Jeanne does not know about Paul’s wife’s suicide until the end of the film. Therefore, she has no idea why Paul is acting so, well, so damn weird all the time. Still, she falls in love with him (like ya do), and she keeps coming back for more despite his unpredictable behavior. Every time Paul makes Jeanne cry, I want to cry, too. Every time she goes against her better judgment and ditches her fiancé to visit Paul, I can feel the burden of her desire. She’s stuck on a miserable old bastard who treats her like crap, and she comes back to him again and again. Oddly and refreshingly, despite her sub-par decisions, she doesn’t seem like a moron — she seems human.

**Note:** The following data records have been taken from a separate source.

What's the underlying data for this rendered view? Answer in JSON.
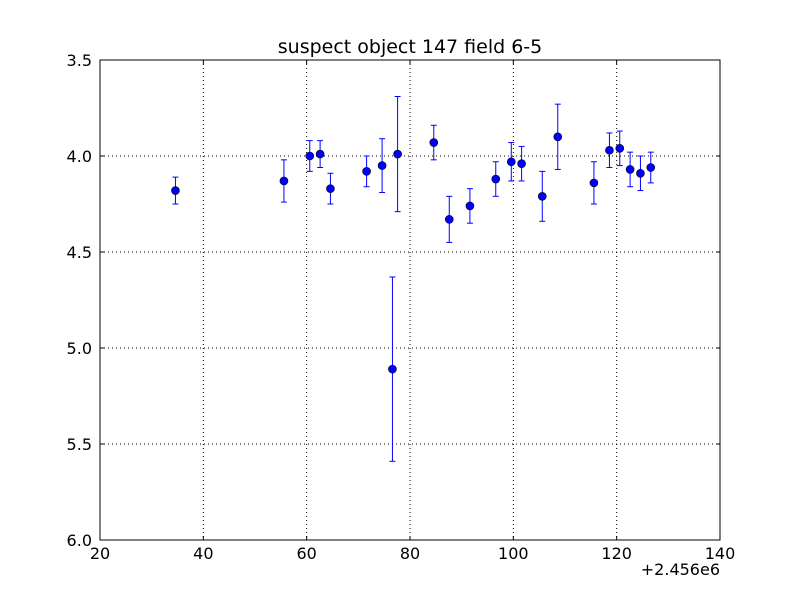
{
  "chart_data": {
    "type": "scatter",
    "title": "suspect object 147 field 6-5",
    "xlabel": "",
    "ylabel": "",
    "x_offset_label": "+2.456e6",
    "xlim": [
      20,
      140
    ],
    "ylim": [
      6.0,
      3.5
    ],
    "y_inverted": true,
    "grid": true,
    "xticks": [
      20,
      40,
      60,
      80,
      100,
      120,
      140
    ],
    "xtick_labels": [
      "20",
      "40",
      "60",
      "80",
      "100",
      "120",
      "140"
    ],
    "yticks": [
      3.5,
      4.0,
      4.5,
      5.0,
      5.5,
      6.0
    ],
    "ytick_labels": [
      "3.5",
      "4.0",
      "4.5",
      "5.0",
      "5.5",
      "6.0"
    ],
    "series": [
      {
        "color": "#0000ff",
        "marker": "circle",
        "points": [
          {
            "x": 34.6,
            "y": 4.18,
            "err": 0.07
          },
          {
            "x": 55.6,
            "y": 4.13,
            "err": 0.11
          },
          {
            "x": 60.6,
            "y": 4.0,
            "err": 0.08
          },
          {
            "x": 62.6,
            "y": 3.99,
            "err": 0.07
          },
          {
            "x": 64.6,
            "y": 4.17,
            "err": 0.08
          },
          {
            "x": 71.6,
            "y": 4.08,
            "err": 0.08
          },
          {
            "x": 74.6,
            "y": 4.05,
            "err": 0.14
          },
          {
            "x": 76.6,
            "y": 5.11,
            "err": 0.48
          },
          {
            "x": 77.6,
            "y": 3.99,
            "err": 0.3
          },
          {
            "x": 84.6,
            "y": 3.93,
            "err": 0.09
          },
          {
            "x": 87.6,
            "y": 4.33,
            "err": 0.12
          },
          {
            "x": 91.6,
            "y": 4.26,
            "err": 0.09
          },
          {
            "x": 96.6,
            "y": 4.12,
            "err": 0.09
          },
          {
            "x": 99.6,
            "y": 4.03,
            "err": 0.1
          },
          {
            "x": 101.6,
            "y": 4.04,
            "err": 0.09
          },
          {
            "x": 105.6,
            "y": 4.21,
            "err": 0.13
          },
          {
            "x": 108.6,
            "y": 3.9,
            "err": 0.17
          },
          {
            "x": 115.6,
            "y": 4.14,
            "err": 0.11
          },
          {
            "x": 118.6,
            "y": 3.97,
            "err": 0.09
          },
          {
            "x": 120.6,
            "y": 3.96,
            "err": 0.09
          },
          {
            "x": 122.6,
            "y": 4.07,
            "err": 0.09
          },
          {
            "x": 124.6,
            "y": 4.09,
            "err": 0.09
          },
          {
            "x": 126.6,
            "y": 4.06,
            "err": 0.08
          }
        ]
      }
    ]
  }
}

Finally, while this movie is jam-packed with moments that make me sigh with cinephilia, I need to say, once again, that the last ten minutes of this film are too good to miss. I will not describe them here, partly because I do not want to give anything away, but mostly because I don’t think I could do the sequence justice with my words. All I will say is that the first time I watched the film, the last ten minutes — the only part of the film where Jeanne and Paul venture outside of the apartment together — took my breath away. I was literally on the edge of my seat, and I wasn’t sure why. I felt nervous, excited, and giddy. I was overwhelmed by how beautiful everything looked. Brando was hilarious and charming. I smiled at everything anyone said, and yet I felt like crying. It’s a perfect depiction of terrible timing. Don’t expect me to explain any further.

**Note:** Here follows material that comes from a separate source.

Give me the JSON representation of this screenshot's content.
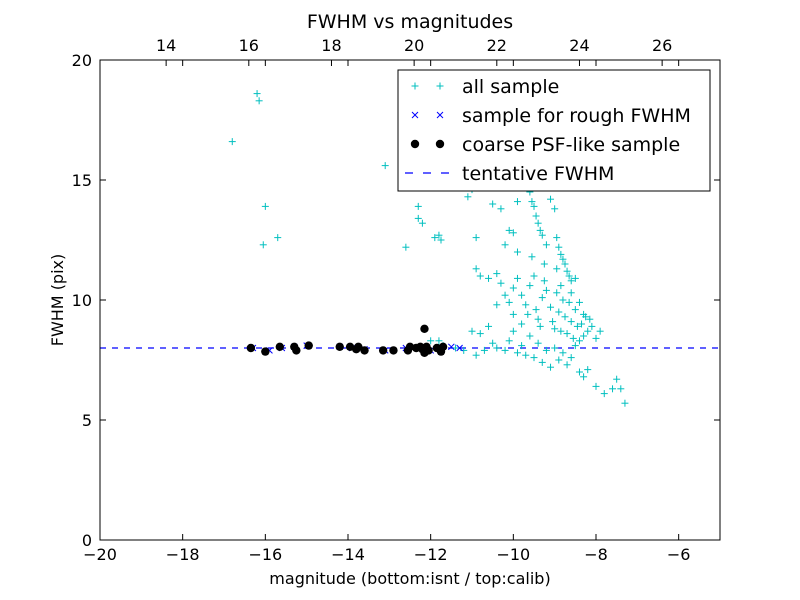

Movies that deal with romance need to be more than superficial puff pieces if they’re going to be any damn good. I don’t want to sit there thinking, “This woman is an idiot” or “This man isn’t worth a damn.” I want to think, “This poor woman is trapped” or, “I wish this man would get it together!” To me, Last Tango is one of the most romantic movies out there. Does Last Tango scream “FOREIGN FILM”? Yes. Is Last Tango a bit retro-looking? Yes. (All of Schneider’s outfits are kick ass, and her bush is epic.) Is some of the dialogue a bit too, “Hey, look at me”? Yes. Is Last Tango absolutely gorgeous? Does it make me want to cry for the past? Does it make me want to fall in love? Yes, yes, and yes. This film dares to show us its characters’ flaws. This film dares to suggest that sex isn’t always cinematic. This film dares to explore what happens in that moment when a person realizes that what he feels in his heart has changed from lust to love, and he knows he’s completely fucked…


It’s a Hell of a flick.


Bon nuit, mes amis. Bon nuit, Brando. You’re still the greatest leading man we’ve ever known. Je t’aime.